Cela donne le schéma suivant pour l’investissement en France :
- une partie importante de la plus-value réalisée en France est désormais remontée directement dans les centres d’affaires mondiaux, notamment aux USA pour être réallouée. De nombreux fonds étatsuniens sont en effet présent dans toutes les entreprises du CAC 40 et au delà. Pour obtenir la capacité d’investir massivement, et suivre l’évolution des normes de productivité, il faut donc satisfaire les exigences de rentabilité de ces actionnaires.

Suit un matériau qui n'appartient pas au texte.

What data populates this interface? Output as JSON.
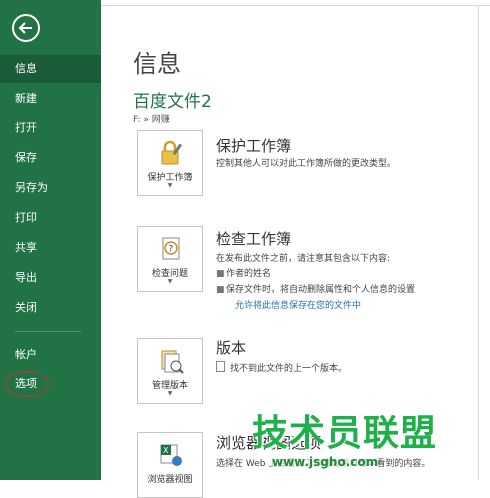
{
  "sidebar": {
    "items": [
      {
        "label": "信息"
      },
      {
        "label": "新建"
      },
      {
        "label": "打开"
      },
      {
        "label": "保存"
      },
      {
        "label": "另存为"
      },
      {
        "label": "打印"
      },
      {
        "label": "共享"
      },
      {
        "label": "导出"
      },
      {
        "label": "关闭"
      },
      {
        "label": "帐户"
      },
      {
        "label": "选项"
      }
    ]
  },
  "main": {
    "title": "信息",
    "doc_name": "百度文件2",
    "doc_path": "F: » 网赚",
    "sections": [
      {
        "tile_label": "保护工作簿",
        "title": "保护工作簿",
        "desc": "控制其他人可以对此工作簿所做的更改类型。"
      },
      {
        "tile_label": "检查问题",
        "title": "检查工作簿",
        "desc": "在发布此文件之前，请注意其包含以下内容:",
        "bullets": [
          "作者的姓名",
          "保存文件时，将自动删除属性和个人信息的设置"
        ],
        "link": "允许将此信息保存在您的文件中"
      },
      {
        "tile_label": "管理版本",
        "title": "版本",
        "desc": "找不到此文件的上一个版本。"
      },
      {
        "tile_label": "浏览器视图",
        "title": "浏览器视图选项",
        "desc": "选择在 Web 上查看此工作簿时用户可以看到的内容。"
      }
    ]
  },
  "watermark": {
    "text": "技术员联盟",
    "url": "www.jsgho.com"
  },
  "colors": {
    "sidebar": "#217346",
    "sidebar_active": "#1a5c38",
    "accent": "#217346",
    "watermark": "#1fb04a"
  }
}
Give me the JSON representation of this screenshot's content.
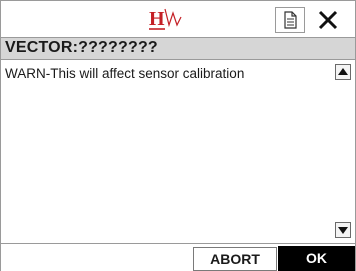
{
  "header": {
    "logo_icon": "hw-logo-icon",
    "logo_colors": {
      "red": "#c42026",
      "gray": "#8a8a8a"
    },
    "document_icon": "document-icon",
    "close_icon": "close-x-icon"
  },
  "dialog": {
    "title": "VECTOR:????????",
    "message": "WARN-This will affect sensor calibration"
  },
  "scrollbar": {
    "up_icon": "scroll-up-arrow-icon",
    "down_icon": "scroll-down-arrow-icon"
  },
  "buttons": {
    "abort_label": "ABORT",
    "ok_label": "OK"
  },
  "colors": {
    "title_bar_bg": "#d6d6d6",
    "ok_bg": "#000000",
    "ok_text": "#ffffff",
    "border": "#9a9a9a"
  }
}
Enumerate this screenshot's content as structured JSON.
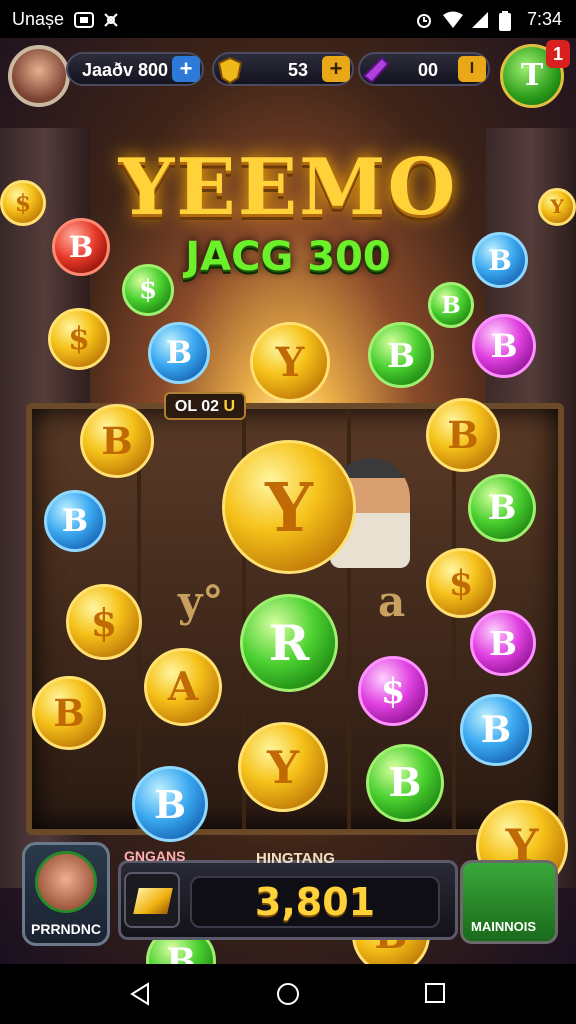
{
  "status_bar": {
    "carrier": "Unașe",
    "time": "7:34"
  },
  "top_bar": {
    "player_name": "Jaaðv 800",
    "gold_count": "53",
    "gem_count": "00",
    "notification_badge": "1",
    "badge_letter": "T"
  },
  "title": {
    "main": "YEEMO",
    "sub": "JACG 300"
  },
  "reels": {
    "timer": "OL 02",
    "timer_suffix": "U",
    "symbols": [
      "y°",
      "a"
    ]
  },
  "coins": [
    {
      "letter": "$",
      "kind": "gold"
    },
    {
      "letter": "B",
      "kind": "red"
    },
    {
      "letter": "$",
      "kind": "green"
    },
    {
      "letter": "B",
      "kind": "blue"
    },
    {
      "letter": "Y",
      "kind": "gold"
    },
    {
      "letter": "B",
      "kind": "green"
    },
    {
      "letter": "B",
      "kind": "blue"
    },
    {
      "letter": "B",
      "kind": "green"
    },
    {
      "letter": "B",
      "kind": "pink"
    },
    {
      "letter": "$",
      "kind": "gold"
    },
    {
      "letter": "Y",
      "kind": "gold"
    },
    {
      "letter": "B",
      "kind": "gold"
    },
    {
      "letter": "B",
      "kind": "blue"
    },
    {
      "letter": "B",
      "kind": "gold"
    },
    {
      "letter": "Y",
      "kind": "gold"
    },
    {
      "letter": "B",
      "kind": "green"
    },
    {
      "letter": "$",
      "kind": "gold"
    },
    {
      "letter": "R",
      "kind": "green"
    },
    {
      "letter": "$",
      "kind": "pink"
    },
    {
      "letter": "B",
      "kind": "pink"
    },
    {
      "letter": "$",
      "kind": "gold"
    },
    {
      "letter": "A",
      "kind": "gold"
    },
    {
      "letter": "B",
      "kind": "gold"
    },
    {
      "letter": "B",
      "kind": "blue"
    },
    {
      "letter": "Y",
      "kind": "gold"
    },
    {
      "letter": "B",
      "kind": "green"
    },
    {
      "letter": "B",
      "kind": "blue"
    },
    {
      "letter": "Y",
      "kind": "gold"
    },
    {
      "letter": "B",
      "kind": "gold"
    },
    {
      "letter": "B",
      "kind": "green"
    }
  ],
  "bottom_bar": {
    "player_label": "PRRNDNC",
    "gains_label": "GNGANS",
    "winnings_label": "HINGTANG",
    "winnings_value": "3,801",
    "button_label": "MAINNOIS"
  },
  "colors": {
    "gold": "#ffd23a",
    "green_text": "#6cf02a",
    "blue_plus": "#2e7ad8",
    "gold_plus": "#e8a818"
  }
}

- L’état français est conduit à intervenir gratuitement pour apporter l’appoint nécessaire à ces projets afin d’accroitre le taux de rentabilité offert à ces fonds financiers, en même temps qu’il accorde à l’ensemble des entreprises des conditions toujours améliorées de rentabilité (effacement du droit du travail, effacement des cotisations sociales, crédits d’impôts en tous genre …). Par exemple, dans l’investissement de Dinkerque : si le taux de rentabilité envisagé sur le projet est de 10 % pour un investissement de 2 milliards, soit un profit annuel d’environ 200 millions. L’état investissant pour un tiers, devrait toucher 66 millions. Comme il renonce à sa part en finançant via subvention, les financeurs capitalistes (banques et actionnaires) vont capter la totalité du profit, 200 millions, pour un investissement réduit d’un tiers (1,3 milliards). Le taux de profit passe à 15% environ.
- Mais l’état ne peut financer cet investissement qu’en prélevant une somme équivalente sur la production nationale. Comment fait-il ? En réduisant les services publics, les retraites, en augmentant toutes sortes de taxes et – à son tour – en s’endettant.
Le résultat, reconduit année après année, de ces opérations se traduit peu à peu par la perte de souveraineté de la France, intégrée de manière croissante comme une annexe du système productif états-unien et progressivement incapable de ce fait d’assurer de manière autonome son propre développement.